Testigo impotente de esta situación, Norman Lewis escribió un libro memorable «Misioneros. Dios contra los indios» (1988). Esta obra, publicada en su día por la editorial Herder y hoy descatalogada y a la que solo es posible acceder por medio de librerías cuyos fondos se exhiban en la red, destila humanidad y sentido común frente al cerrilismo criminal y obtuso de los misioneros evangelistas norteamericanos.
Como si no hubieran pasado cinco siglos desde que Las Casas advirtiera de las tropelías de la colonización española en América, volvían a repetirse a finales del siglo XX la esclavitud encubierta, el tráfico de seres humanos, las indagaciones en busca de materias primas y minerales estratégicos y los trapicheos con plumas de aves y pieles de jaguares, todo ello mezclado y encubierto con una teología medievalizante, mercantilizadora y puritana que sería cómica de no ser tan trágica.
Claude Lévi-Strauss
Lévi-Strauss (1908-2009) pasa por ser uno de los intelectuales de referencia del siglo XX. Fundador de la antropología estructural y de la Asociación Internacional de Lingüística, su público más amplio le conoce por su obra «Tristes Trópicos». Es célebre y polémica la frase que da origen a esta obra: «Odio los viajes y los exploradores». De forma paradójica, en este ensayo novelado reflexiona sobre las expediciones científicas que llevó a cabo en algunas de las áreas más apartadas del Brasil de finales de los años 30. El jurado del Premio Goncourt dijo lamentar no poder premiarlo ya que, en rigor, no era una obra de ficción.
El autor afirma haber conocido a muchos misioneros y sentir aprecio por la labor humana y científica de muchos de ellos.
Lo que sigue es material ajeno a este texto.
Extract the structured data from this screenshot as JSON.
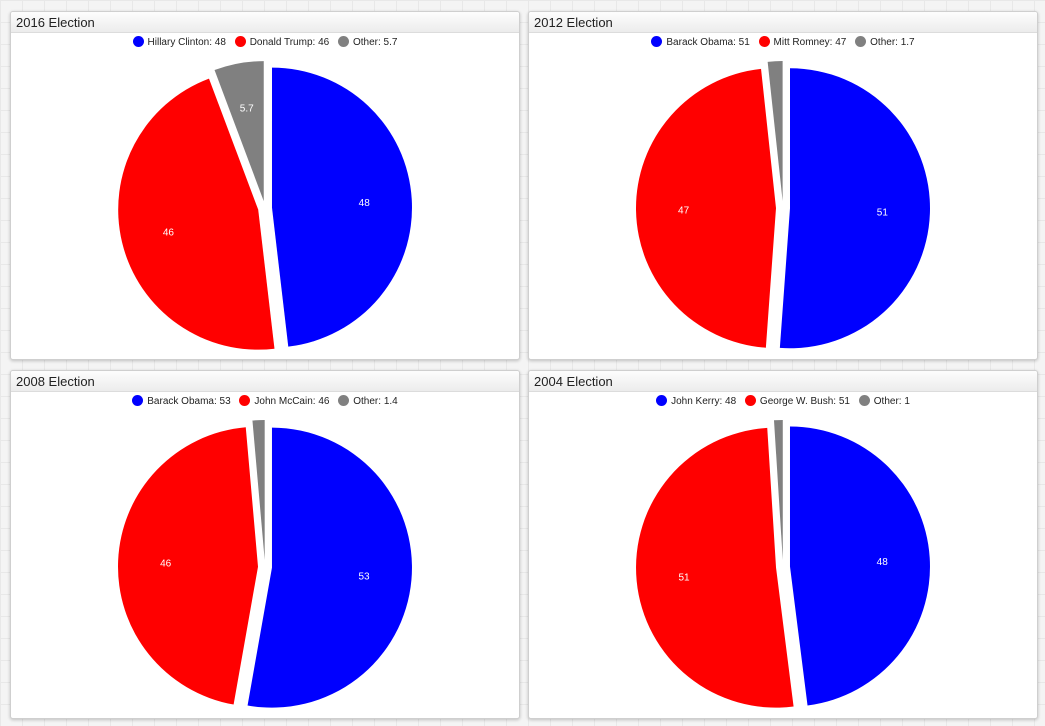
{
  "chart_data": [
    {
      "type": "pie",
      "title": "2016 Election",
      "series": [
        {
          "name": "Hillary Clinton",
          "value": 48,
          "color": "#0000ff",
          "legend": "Hillary Clinton: 48",
          "label": "48"
        },
        {
          "name": "Donald Trump",
          "value": 46,
          "color": "#ff0000",
          "legend": "Donald Trump: 46",
          "label": "46"
        },
        {
          "name": "Other",
          "value": 5.7,
          "color": "#808080",
          "legend": "Other: 5.7",
          "label": "5.7"
        }
      ],
      "legend_position": "top-center"
    },
    {
      "type": "pie",
      "title": "2012 Election",
      "series": [
        {
          "name": "Barack Obama",
          "value": 51,
          "color": "#0000ff",
          "legend": "Barack Obama: 51",
          "label": "51"
        },
        {
          "name": "Mitt Romney",
          "value": 47,
          "color": "#ff0000",
          "legend": "Mitt Romney: 47",
          "label": "47"
        },
        {
          "name": "Other",
          "value": 1.7,
          "color": "#808080",
          "legend": "Other: 1.7",
          "label": ""
        }
      ],
      "legend_position": "top-center"
    },
    {
      "type": "pie",
      "title": "2008 Election",
      "series": [
        {
          "name": "Barack Obama",
          "value": 53,
          "color": "#0000ff",
          "legend": "Barack Obama: 53",
          "label": "53"
        },
        {
          "name": "John McCain",
          "value": 46,
          "color": "#ff0000",
          "legend": "John McCain: 46",
          "label": "46"
        },
        {
          "name": "Other",
          "value": 1.4,
          "color": "#808080",
          "legend": "Other: 1.4",
          "label": ""
        }
      ],
      "legend_position": "top-center"
    },
    {
      "type": "pie",
      "title": "2004 Election",
      "series": [
        {
          "name": "John Kerry",
          "value": 48,
          "color": "#0000ff",
          "legend": "John Kerry: 48",
          "label": "48"
        },
        {
          "name": "George W. Bush",
          "value": 51,
          "color": "#ff0000",
          "legend": "George W. Bush: 51",
          "label": "51"
        },
        {
          "name": "Other",
          "value": 1,
          "color": "#808080",
          "legend": "Other: 1",
          "label": ""
        }
      ],
      "legend_position": "top-center"
    }
  ]
}
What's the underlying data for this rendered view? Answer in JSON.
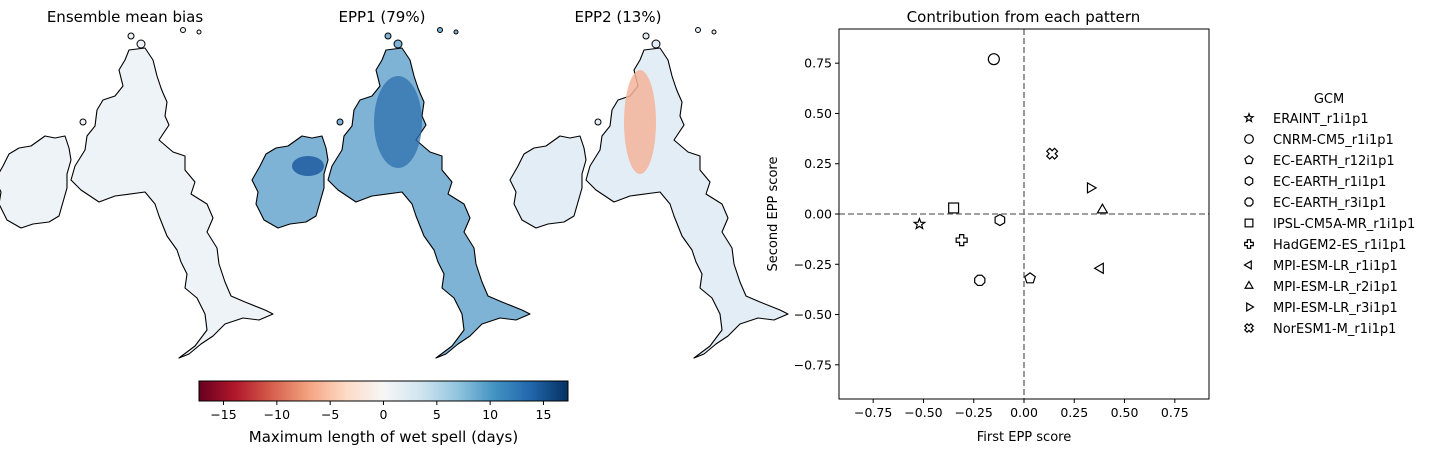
{
  "maps": [
    {
      "title": "Ensemble mean bias",
      "fill": "#eef3f8",
      "accent": "#dbe7f2"
    },
    {
      "title": "EPP1 (79%)",
      "fill": "#7fb3d6",
      "accent": "#2d6fae"
    },
    {
      "title": "EPP2 (13%)",
      "fill": "#e3edf5",
      "accent": "#f3b49a"
    }
  ],
  "colorbar": {
    "label": "Maximum length of wet spell (days)",
    "ticks": [
      "−15",
      "−10",
      "−5",
      "0",
      "5",
      "10",
      "15"
    ],
    "tick_values": [
      -15,
      -10,
      -5,
      0,
      5,
      10,
      15
    ],
    "range": [
      -17.3,
      17.3
    ],
    "colormap": [
      "#67001f",
      "#b2182b",
      "#d6604d",
      "#f4a582",
      "#fddbc7",
      "#f7f7f7",
      "#d1e5f0",
      "#92c5de",
      "#4393c3",
      "#2166ac",
      "#053061"
    ]
  },
  "chart_data": {
    "type": "scatter",
    "title": "Contribution from each pattern",
    "xlabel": "First EPP score",
    "ylabel": "Second EPP score",
    "xlim": [
      -0.92,
      0.92
    ],
    "ylim": [
      -0.92,
      0.92
    ],
    "xticks": [
      "−0.75",
      "−0.50",
      "−0.25",
      "0.00",
      "0.25",
      "0.50",
      "0.75"
    ],
    "xtick_values": [
      -0.75,
      -0.5,
      -0.25,
      0.0,
      0.25,
      0.5,
      0.75
    ],
    "yticks": [
      "0.75",
      "0.50",
      "0.25",
      "0.00",
      "−0.25",
      "−0.50",
      "−0.75"
    ],
    "ytick_values": [
      0.75,
      0.5,
      0.25,
      0.0,
      -0.25,
      -0.5,
      -0.75
    ],
    "reference_lines": {
      "x": 0,
      "y": 0,
      "style": "dashed",
      "color": "#808080"
    },
    "legend_title": "GCM",
    "legend_position": "right",
    "series": [
      {
        "name": "ERAINT_r1i1p1",
        "marker": "star",
        "x": -0.52,
        "y": -0.05
      },
      {
        "name": "CNRM-CM5_r1i1p1",
        "marker": "circle",
        "x": -0.15,
        "y": 0.77
      },
      {
        "name": "EC-EARTH_r12i1p1",
        "marker": "pentagon",
        "x": 0.03,
        "y": -0.32
      },
      {
        "name": "EC-EARTH_r1i1p1",
        "marker": "hexagon",
        "x": -0.12,
        "y": -0.03
      },
      {
        "name": "EC-EARTH_r3i1p1",
        "marker": "octagon",
        "x": -0.22,
        "y": -0.33
      },
      {
        "name": "IPSL-CM5A-MR_r1i1p1",
        "marker": "square",
        "x": -0.35,
        "y": 0.03
      },
      {
        "name": "HadGEM2-ES_r1i1p1",
        "marker": "plus",
        "x": -0.31,
        "y": -0.13
      },
      {
        "name": "MPI-ESM-LR_r1i1p1",
        "marker": "triangle-left",
        "x": 0.38,
        "y": -0.27
      },
      {
        "name": "MPI-ESM-LR_r2i1p1",
        "marker": "triangle-up",
        "x": 0.39,
        "y": 0.02
      },
      {
        "name": "MPI-ESM-LR_r3i1p1",
        "marker": "triangle-right",
        "x": 0.33,
        "y": 0.13
      },
      {
        "name": "NorESM1-M_r1i1p1",
        "marker": "x-filled",
        "x": 0.14,
        "y": 0.3
      }
    ]
  }
}
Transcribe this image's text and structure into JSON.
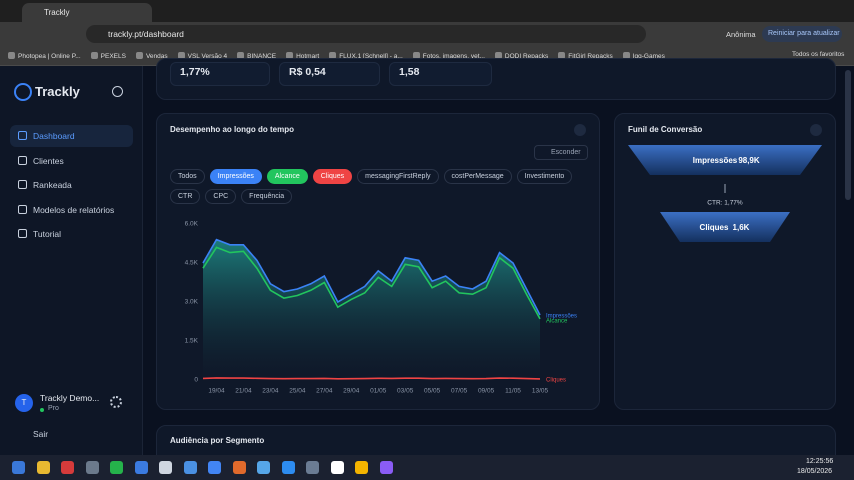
{
  "browser": {
    "tab_title": "Trackly",
    "url": "trackly.pt/dashboard",
    "profile": "Anônima",
    "update": "Reiniciar para atualizar",
    "bookmarks": [
      "Photopea | Online P...",
      "PEXELS",
      "Vendas",
      "VSL Versão 4",
      "BINANCE",
      "Hotmart",
      "FLUX.1 [Schnell] - a...",
      "Fotos, imagens, vet...",
      "DODI Repacks",
      "FitGirl Repacks",
      "Igg-Games"
    ],
    "all_bookmarks": "Todos os favoritos"
  },
  "sidebar": {
    "brand": "Trackly",
    "nav": [
      "Dashboard",
      "Clientes",
      "Rankeada",
      "Modelos de relatórios",
      "Tutorial"
    ],
    "user": {
      "initial": "T",
      "name": "Trackly Demo...",
      "plan": "Pro"
    },
    "logout": "Sair"
  },
  "stats": [
    "1,77%",
    "R$ 0,54",
    "1,58"
  ],
  "panel": {
    "title": "Desempenho ao longo do tempo",
    "hide": "Esconder",
    "chips": [
      "Todos",
      "Impressões",
      "Alcance",
      "Cliques",
      "messagingFirstReply",
      "costPerMessage",
      "Investimento",
      "CTR",
      "CPC",
      "Frequência"
    ]
  },
  "chart_data": {
    "type": "area",
    "x": [
      null,
      "19/04",
      null,
      "21/04",
      null,
      "23/04",
      null,
      "25/04",
      null,
      "27/04",
      null,
      "29/04",
      null,
      "01/05",
      null,
      "03/05",
      null,
      "05/05",
      null,
      "07/05",
      null,
      "09/05",
      null,
      "11/05",
      null,
      "13/05"
    ],
    "series": [
      {
        "name": "Impressões",
        "color": "#3b82f6",
        "values": [
          4500,
          5400,
          5200,
          5200,
          4600,
          3700,
          3400,
          3500,
          3700,
          4000,
          3000,
          3300,
          3600,
          4200,
          3800,
          4700,
          4600,
          3800,
          4000,
          3600,
          3500,
          3800,
          4900,
          4500,
          3500,
          2500
        ]
      },
      {
        "name": "Alcance",
        "color": "#22c55e",
        "values": [
          4300,
          5100,
          4900,
          4950,
          4300,
          3450,
          3150,
          3250,
          3450,
          3750,
          2800,
          3100,
          3350,
          3950,
          3600,
          4450,
          4350,
          3550,
          3800,
          3350,
          3300,
          3550,
          4700,
          4300,
          3300,
          2350
        ]
      },
      {
        "name": "Cliques",
        "color": "#ef4444",
        "values": [
          60,
          80,
          75,
          75,
          65,
          55,
          50,
          55,
          55,
          60,
          45,
          50,
          55,
          65,
          60,
          70,
          70,
          55,
          60,
          55,
          50,
          55,
          75,
          70,
          55,
          40
        ]
      }
    ],
    "ylim": [
      0,
      6000
    ],
    "yticks": [
      0,
      {
        "value": 1500,
        "label": "1.5K"
      },
      {
        "value": 3000,
        "label": "3.0K"
      },
      {
        "value": 4500,
        "label": "4.5K"
      },
      {
        "value": 6000,
        "label": "6.0K"
      }
    ],
    "grid": false
  },
  "funnel": {
    "title": "Funil de Conversão",
    "steps": [
      {
        "label": "Impressões",
        "value": "98,9K"
      },
      {
        "label": "Cliques",
        "value": "1,6K"
      }
    ],
    "rate": "CTR: 1,77%"
  },
  "segment": {
    "title": "Audiência por Segmento"
  },
  "taskbar": {
    "time": "12:25:56",
    "date": "18/05/2026"
  }
}
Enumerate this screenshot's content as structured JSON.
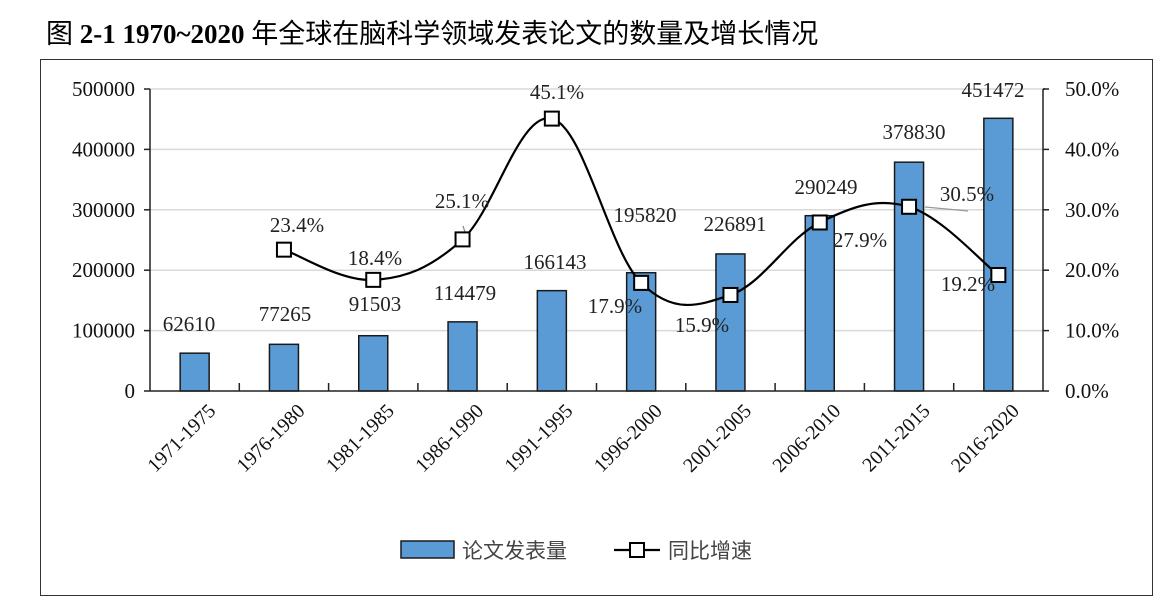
{
  "title": {
    "prefix": "图 ",
    "number": "2-1 1970~2020",
    "text": " 年全球在脑科学领域发表论文的数量及增长情况"
  },
  "chart_data": {
    "type": "bar",
    "title": "图 2-1 1970~2020 年全球在脑科学领域发表论文的数量及增长情况",
    "categories": [
      "1971-1975",
      "1976-1980",
      "1981-1985",
      "1986-1990",
      "1991-1995",
      "1996-2000",
      "2001-2005",
      "2006-2010",
      "2011-2015",
      "2016-2020"
    ],
    "series": [
      {
        "name": "论文发表量",
        "type": "bar",
        "axis": "left",
        "color": "#5b9bd5",
        "values": [
          62610,
          77265,
          91503,
          114479,
          166143,
          195820,
          226891,
          290249,
          378830,
          451472
        ],
        "labels": [
          "62610",
          "77265",
          "91503",
          "114479",
          "166143",
          "195820",
          "226891",
          "290249",
          "378830",
          "451472"
        ]
      },
      {
        "name": "同比增速",
        "type": "line",
        "axis": "right",
        "color": "#000000",
        "marker": "hollow-square",
        "values": [
          null,
          23.4,
          18.4,
          25.1,
          45.1,
          17.9,
          15.9,
          27.9,
          30.5,
          19.2
        ],
        "labels": [
          "",
          "23.4%",
          "18.4%",
          "25.1%",
          "45.1%",
          "17.9%",
          "15.9%",
          "27.9%",
          "30.5%",
          "19.2%"
        ]
      }
    ],
    "ylim": [
      0,
      500000
    ],
    "y_ticks": [
      "0",
      "100000",
      "200000",
      "300000",
      "400000",
      "500000"
    ],
    "y2lim": [
      0,
      50
    ],
    "y2_ticks": [
      "0.0%",
      "10.0%",
      "20.0%",
      "30.0%",
      "40.0%",
      "50.0%"
    ],
    "xlabel": "",
    "ylabel": "",
    "y2label": "",
    "grid": true,
    "legend_position": "bottom",
    "legend": [
      "论文发表量",
      "同比增速"
    ]
  }
}
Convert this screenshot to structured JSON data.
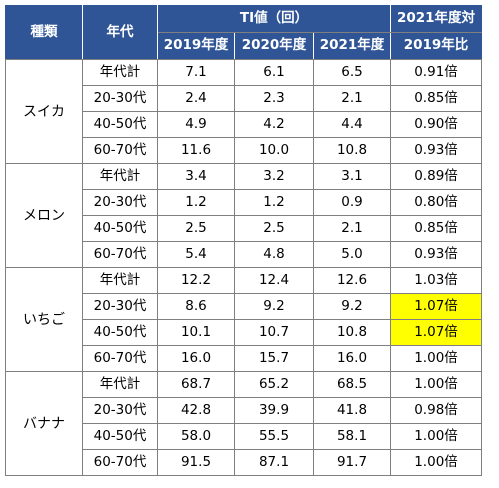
{
  "header": {
    "kind": "種類",
    "age": "年代",
    "ti": "TI値（回）",
    "years": [
      "2019年度",
      "2020年度",
      "2021年度"
    ],
    "ratio_line1": "2021年度対",
    "ratio_line2": "2019年比"
  },
  "highlight_color": "#ffff00",
  "header_color": "#2f5597",
  "groups": [
    {
      "kind": "スイカ",
      "rows": [
        {
          "age": "年代計",
          "v2019": "7.1",
          "v2020": "6.1",
          "v2021": "6.5",
          "ratio": "0.91倍",
          "highlight": false
        },
        {
          "age": "20-30代",
          "v2019": "2.4",
          "v2020": "2.3",
          "v2021": "2.1",
          "ratio": "0.85倍",
          "highlight": false
        },
        {
          "age": "40-50代",
          "v2019": "4.9",
          "v2020": "4.2",
          "v2021": "4.4",
          "ratio": "0.90倍",
          "highlight": false
        },
        {
          "age": "60-70代",
          "v2019": "11.6",
          "v2020": "10.0",
          "v2021": "10.8",
          "ratio": "0.93倍",
          "highlight": false
        }
      ]
    },
    {
      "kind": "メロン",
      "rows": [
        {
          "age": "年代計",
          "v2019": "3.4",
          "v2020": "3.2",
          "v2021": "3.1",
          "ratio": "0.89倍",
          "highlight": false
        },
        {
          "age": "20-30代",
          "v2019": "1.2",
          "v2020": "1.2",
          "v2021": "0.9",
          "ratio": "0.80倍",
          "highlight": false
        },
        {
          "age": "40-50代",
          "v2019": "2.5",
          "v2020": "2.5",
          "v2021": "2.1",
          "ratio": "0.85倍",
          "highlight": false
        },
        {
          "age": "60-70代",
          "v2019": "5.4",
          "v2020": "4.8",
          "v2021": "5.0",
          "ratio": "0.93倍",
          "highlight": false
        }
      ]
    },
    {
      "kind": "いちご",
      "rows": [
        {
          "age": "年代計",
          "v2019": "12.2",
          "v2020": "12.4",
          "v2021": "12.6",
          "ratio": "1.03倍",
          "highlight": false
        },
        {
          "age": "20-30代",
          "v2019": "8.6",
          "v2020": "9.2",
          "v2021": "9.2",
          "ratio": "1.07倍",
          "highlight": true
        },
        {
          "age": "40-50代",
          "v2019": "10.1",
          "v2020": "10.7",
          "v2021": "10.8",
          "ratio": "1.07倍",
          "highlight": true
        },
        {
          "age": "60-70代",
          "v2019": "16.0",
          "v2020": "15.7",
          "v2021": "16.0",
          "ratio": "1.00倍",
          "highlight": false
        }
      ]
    },
    {
      "kind": "バナナ",
      "rows": [
        {
          "age": "年代計",
          "v2019": "68.7",
          "v2020": "65.2",
          "v2021": "68.5",
          "ratio": "1.00倍",
          "highlight": false
        },
        {
          "age": "20-30代",
          "v2019": "42.8",
          "v2020": "39.9",
          "v2021": "41.8",
          "ratio": "0.98倍",
          "highlight": false
        },
        {
          "age": "40-50代",
          "v2019": "58.0",
          "v2020": "55.5",
          "v2021": "58.1",
          "ratio": "1.00倍",
          "highlight": false
        },
        {
          "age": "60-70代",
          "v2019": "91.5",
          "v2020": "87.1",
          "v2021": "91.7",
          "ratio": "1.00倍",
          "highlight": false
        }
      ]
    }
  ]
}
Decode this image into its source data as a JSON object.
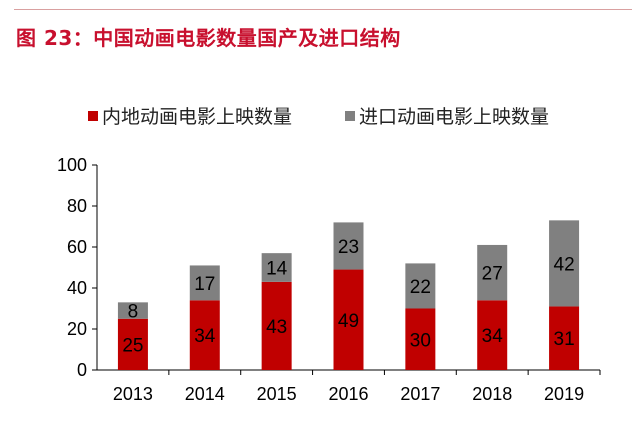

Hace, sin embargo, una salvedad clara, la de los misioneros norteamericanos que trataban de introducirse en su área de estudio entonces, el Mato Grosso central. Asegura de ellos que prove- nían de familias campesinas educadas en los ambientes rurales de Nebraska o Dakota, creyentes en la literalidad del infierno bíblico y los calderos de aceite hirviendo; convencidos de su salvación «como se contrata un seguro». Dueños de un fanatismo y una ignorancia proporcionales, Lévi-Strauss les acusaba también de una crueldad y de una falta de humanidad escandalosa en el trato con los indígenas.